Soixante ans après son naufrage au large du Canada, l'épave du Quest livre ses premiers clichés. Ce navire mythique d'Ernest Shackleton abrite désormais un écosystème marin inattendu.
LE QUEST, NAVIRE MYTHIQUE DE SHACKLETON
En 2024, la découverte de l'épave du Quest avait marqué les esprits. Ce navire, célèbre pour avoir servi l'explorateur polaire Sir Ernest Shackleton lors de sa dernière expédition, a sombré en 1962. La Société géographique royale du Canada (RCGS) vient de publier les premières images de l'épave, plus de soixante ans après son naufrage, dans le magazine Canadian Geographic.
Shackleton, lui, est surtout connu pour son expédition ratée sur l'Endurance, piégé dans les glaces en 1914 et coulé. Pourtant, Shackleton et son équipage avaient survécu contre toute attente.
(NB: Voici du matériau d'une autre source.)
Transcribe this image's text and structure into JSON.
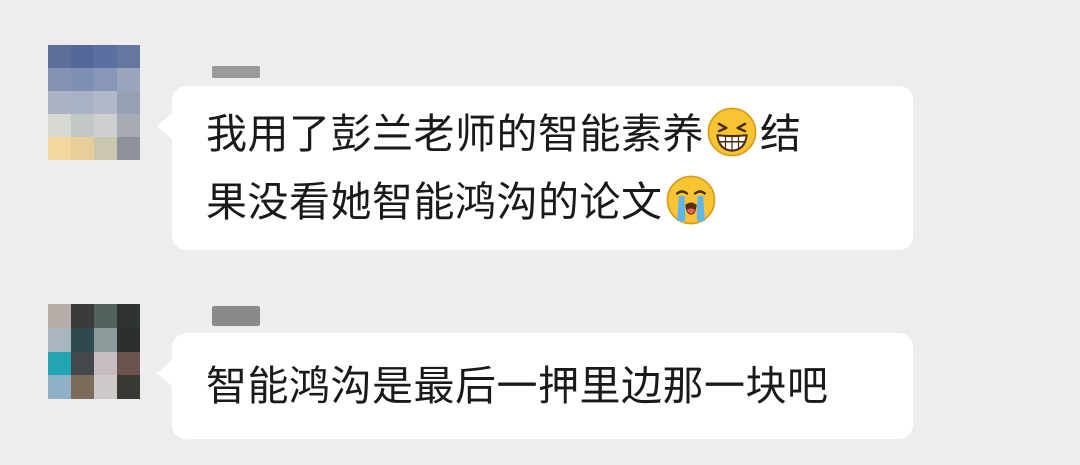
{
  "chat": {
    "messages": [
      {
        "line1": "我用了彭兰老师的智能素养",
        "emoji1": "grinning-squinting-face-icon",
        "line1_tail": "结",
        "line2": "果没看她智能鸿沟的论文",
        "emoji2": "loudly-crying-face-icon"
      },
      {
        "line1": "智能鸿沟是最后一押里边那一块吧"
      }
    ]
  },
  "colors": {
    "background": "#ededed",
    "bubble": "#ffffff",
    "text": "#1a1a1a",
    "emoji_yellow": "#f7c533"
  }
}
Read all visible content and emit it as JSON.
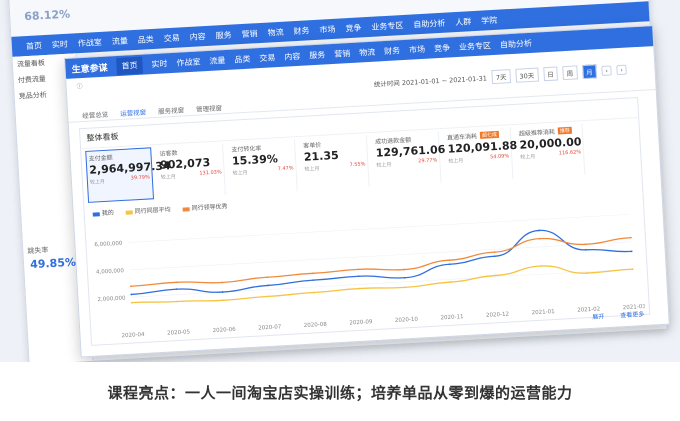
{
  "back": {
    "top_pct": "68.12%",
    "nav": [
      "首页",
      "实时",
      "作战室",
      "流量",
      "品类",
      "交易",
      "内容",
      "服务",
      "营销",
      "物流",
      "财务",
      "市场",
      "竞争",
      "业务专区",
      "自助分析",
      "人群",
      "学院"
    ],
    "side": [
      "流量看板",
      "付费流量",
      "竞品分析"
    ],
    "stat_label": "跳失率",
    "stat_value": "49.85%"
  },
  "front": {
    "brand": "生意参谋",
    "nav": [
      "首页",
      "实时",
      "作战室",
      "流量",
      "品类",
      "交易",
      "内容",
      "服务",
      "营销",
      "物流",
      "财务",
      "市场",
      "竞争",
      "业务专区",
      "自助分析"
    ],
    "active_nav": 0,
    "date_range": "统计时间 2021-01-01 ~ 2021-01-31",
    "date_segments": [
      "7天",
      "30天",
      "日",
      "周",
      "月"
    ],
    "active_segment": 4,
    "tabs": [
      "经营总览",
      "运营视窗",
      "服务视窗",
      "管理视窗"
    ],
    "active_tab": 1,
    "panel_title": "整体看板",
    "kpis": [
      {
        "label": "支付金额",
        "value": "2,964,997.34",
        "sub": "较上月",
        "rate": "39.79%"
      },
      {
        "label": "访客数",
        "value": "902,073",
        "sub": "较上月",
        "rate": "131.03%"
      },
      {
        "label": "支付转化率",
        "value": "15.39%",
        "sub": "较上月",
        "rate": "7.47%"
      },
      {
        "label": "客单价",
        "value": "21.35",
        "sub": "较上月",
        "rate": "7.55%"
      },
      {
        "label": "成功退款金额",
        "value": "129,761.06",
        "sub": "较上月",
        "rate": "29.77%"
      },
      {
        "label": "直通车消耗",
        "value": "120,091.88",
        "sub": "较上月",
        "rate": "54.09%",
        "badge": "超七成"
      },
      {
        "label": "超级推荐消耗",
        "value": "20,000.00",
        "sub": "较上月",
        "rate": "116.62%",
        "badge": "推荐"
      }
    ],
    "legend": [
      "我的",
      "同行同层平均",
      "同行领导优秀"
    ],
    "footer_left": "展开",
    "footer_right": "查看更多"
  },
  "chart_data": {
    "type": "line",
    "x": [
      "2020-04",
      "2020-05",
      "2020-06",
      "2020-07",
      "2020-08",
      "2020-09",
      "2020-10",
      "2020-11",
      "2020-12",
      "2021-01",
      "2021-02",
      "2021-03"
    ],
    "yticks": [
      "6,000,000",
      "4,000,000",
      "2,000,000"
    ],
    "ylim": [
      0,
      7000000
    ],
    "series": [
      {
        "name": "我的",
        "color": "#2f6fdf",
        "values": [
          2200000,
          2400000,
          2000000,
          2300000,
          2500000,
          2600000,
          2300000,
          3100000,
          3500000,
          5200000,
          3600000,
          3300000
        ]
      },
      {
        "name": "同行同层平均",
        "color": "#f6c343",
        "values": [
          1600000,
          1500000,
          1400000,
          1500000,
          1600000,
          1700000,
          1600000,
          1800000,
          2100000,
          2600000,
          1900000,
          2000000
        ]
      },
      {
        "name": "同行领导优秀",
        "color": "#f08a3c",
        "values": [
          2800000,
          2900000,
          2700000,
          2900000,
          3000000,
          3100000,
          2900000,
          3400000,
          3800000,
          4600000,
          4000000,
          4300000
        ]
      }
    ]
  },
  "caption": "课程亮点：一人一间淘宝店实操训练；培养单品从零到爆的运营能力",
  "colors": {
    "accent": "#2f6fdf",
    "bar": "#f07a2a"
  }
}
L'épave de l'Endurance avait d'ailleurs été retrouvée en 2022. À son retour en Angleterre, Shackleton découvrit que le pays était plongé dans la Première Guerre mondiale, et beaucoup de ses hommes s'étaient engagés. Trop âgé pour le service actif, il accumulait les dettes à cause de l'expédition de l'Endurance et gagnait sa vie en donnant des conférences.
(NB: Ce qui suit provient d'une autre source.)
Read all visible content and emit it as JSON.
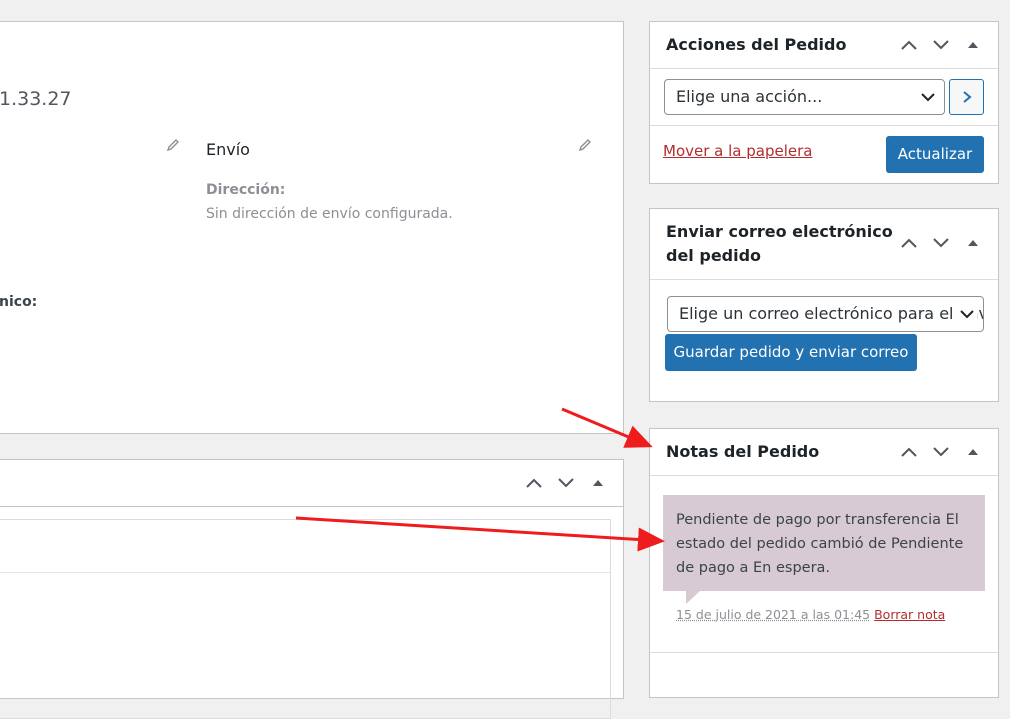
{
  "main": {
    "order_number_fragment": "1.33.27",
    "shipping": {
      "title": "Envío",
      "address_label": "Dirección:",
      "address_value": "Sin dirección de envío configurada."
    },
    "billing": {
      "email_label_fragment": "nico:"
    }
  },
  "sidebar": {
    "order_actions": {
      "title": "Acciones del Pedido",
      "select_value": "Elige una acción...",
      "trash_link": "Mover a la papelera",
      "update_button": "Actualizar"
    },
    "email_order": {
      "title_line1": "Enviar correo electrónico",
      "title_line2": "del pedido",
      "select_value": "Elige un correo electrónico para el envío...",
      "save_button": "Guardar pedido y enviar correo"
    },
    "order_notes": {
      "title": "Notas del Pedido",
      "note_text": "Pendiente de pago por transferencia El estado del pedido cambió de Pendiente de pago a En espera.",
      "note_date": "15 de julio de 2021 a las 01:45",
      "delete_link": "Borrar nota"
    }
  },
  "colors": {
    "primary": "#2271b1",
    "danger_link": "#b32d2e",
    "note_background": "#d7cad2",
    "annotation_arrow": "#ee1c1c"
  }
}
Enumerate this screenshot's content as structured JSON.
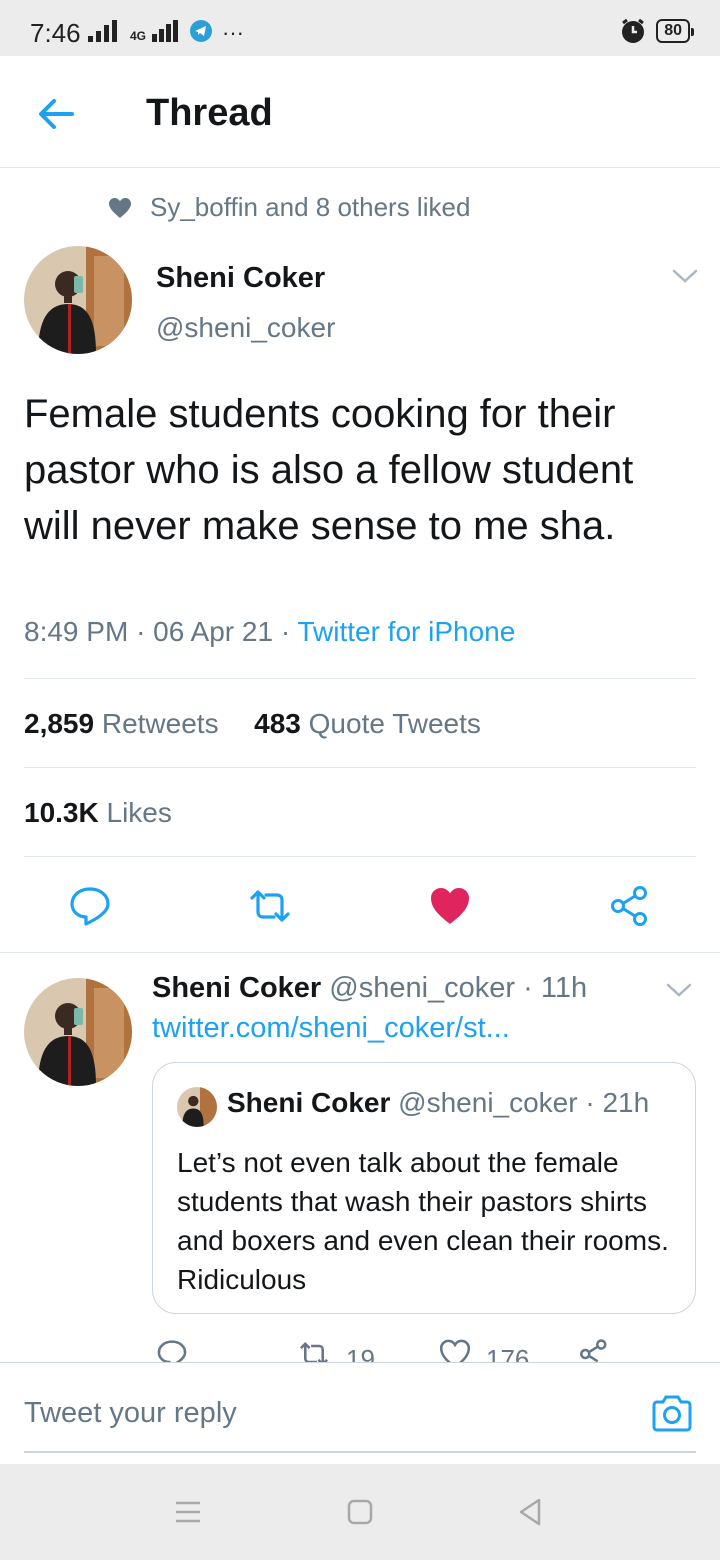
{
  "status_bar": {
    "time": "7:46",
    "network_label": "4G",
    "more": "···",
    "battery": "80"
  },
  "header": {
    "title": "Thread"
  },
  "social_context": {
    "text": "Sy_boffin and 8 others liked"
  },
  "main_tweet": {
    "author_name": "Sheni Coker",
    "author_handle": "@sheni_coker",
    "text": "Female students cooking for their pastor who is also a fellow student will never make sense to me sha.",
    "time": "8:49 PM",
    "date": "06 Apr 21",
    "source": "Twitter for iPhone",
    "retweets_count": "2,859",
    "retweets_label": "Retweets",
    "quotes_count": "483",
    "quotes_label": "Quote Tweets",
    "likes_count": "10.3K",
    "likes_label": "Likes",
    "liked": true
  },
  "reply_tweet": {
    "author_name": "Sheni Coker",
    "author_handle": "@sheni_coker",
    "age": "11h",
    "link": "twitter.com/sheni_coker/st...",
    "quoted": {
      "author_name": "Sheni Coker",
      "author_handle": "@sheni_coker",
      "age": "21h",
      "text": "Let’s not even talk about the female students that wash their pastors shirts and boxers and even clean their rooms. Ridiculous"
    },
    "retweets": "19",
    "likes": "176"
  },
  "composer": {
    "placeholder": "Tweet your reply"
  },
  "colors": {
    "accent": "#1da1f2",
    "like": "#e0245e",
    "muted": "#657786",
    "text": "#14171a"
  }
}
Malgré tout, il rêvait d'une nouvelle expédition vers l'océan Arctique, au nord de l'Alaska, pour explorer la mer de Beaufort. Il obtint des fonds grâce à un ancien camarade de classe, John Quillier Rowett.
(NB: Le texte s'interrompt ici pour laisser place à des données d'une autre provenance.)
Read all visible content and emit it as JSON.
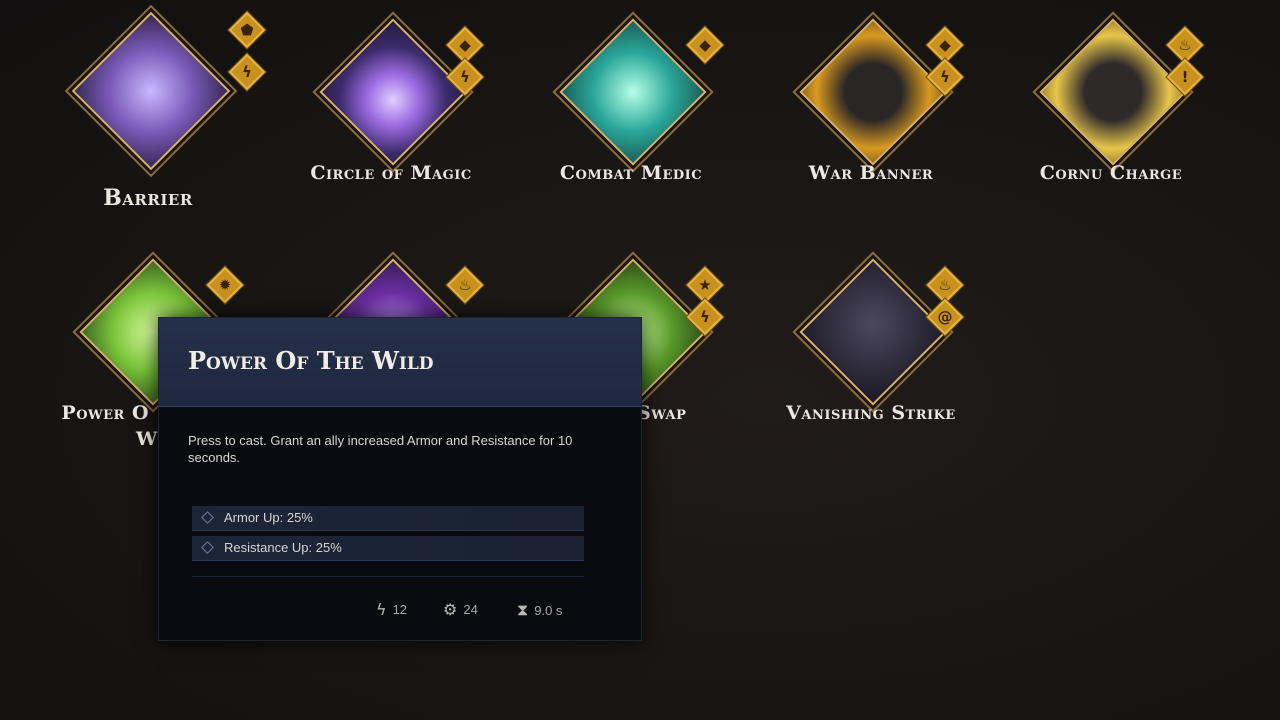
{
  "skills": [
    {
      "name": "Barrier",
      "badges": [
        "shield",
        "lightning"
      ],
      "art": "#7a5ab8",
      "size": "big"
    },
    {
      "name": "Circle of Magic",
      "badges": [
        "gem",
        "lightning"
      ],
      "art": "#3b2a6a"
    },
    {
      "name": "Combat Medic",
      "badges": [
        "gem"
      ],
      "art": "#2aa79a"
    },
    {
      "name": "War Banner",
      "badges": [
        "gem",
        "lightning"
      ],
      "art": "#d99a1f"
    },
    {
      "name": "Cornu Charge",
      "badges": [
        "fire",
        "exclamation"
      ],
      "art": "#e8c64a"
    },
    {
      "name": "Power Of The Wild",
      "name_visible": "Power O",
      "name_line2": "Wil",
      "badges": [
        "gear"
      ],
      "art": "#7cc43a"
    },
    {
      "name": "",
      "badges": [
        "fire"
      ],
      "art": "#6b2fa3"
    },
    {
      "name_visible": "Swap",
      "badges": [
        "star",
        "lightning"
      ],
      "art": "#5a9a2a"
    },
    {
      "name": "Vanishing Strike",
      "badges": [
        "fire",
        "spiral"
      ],
      "art": "#3a3648"
    }
  ],
  "tooltip": {
    "title": "Power Of The Wild",
    "description": "Press to cast. Grant an ally increased Armor and Resistance for 10 seconds.",
    "stats": [
      "Armor Up: 25%",
      "Resistance Up: 25%"
    ],
    "costs": {
      "energy": "12",
      "cooldown_points": "24",
      "duration": "9.0 s"
    }
  },
  "icons": {
    "shield": "shield-icon",
    "lightning": "lightning-icon",
    "gem": "gem-icon",
    "fire": "fire-icon",
    "exclamation": "exclamation-icon",
    "gear": "gear-icon",
    "star": "star-icon",
    "spiral": "spiral-icon"
  }
}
UNE EXPÉDITION QUI TOURNE AU DRAME
Shackleton acheta un baleinier norvégien en bois, le Foca I, rebaptisé Quest par son épouse Emily. Lorsque le gouvernement canadien retira son soutien, la mission fut redirigée vers l'Antarctique, et le Quest subit une refonte complète. Le navire fut équipé d'un nouveau roof, d'un nid-de-pie chauffé, d'un poste radio, d'un odographe pour tracer automatiquement la route, d'un appareil de sondage en profondeur Lucas, d'une collection d'appareils photo et de Matériel photographique, et même d'un petit avion.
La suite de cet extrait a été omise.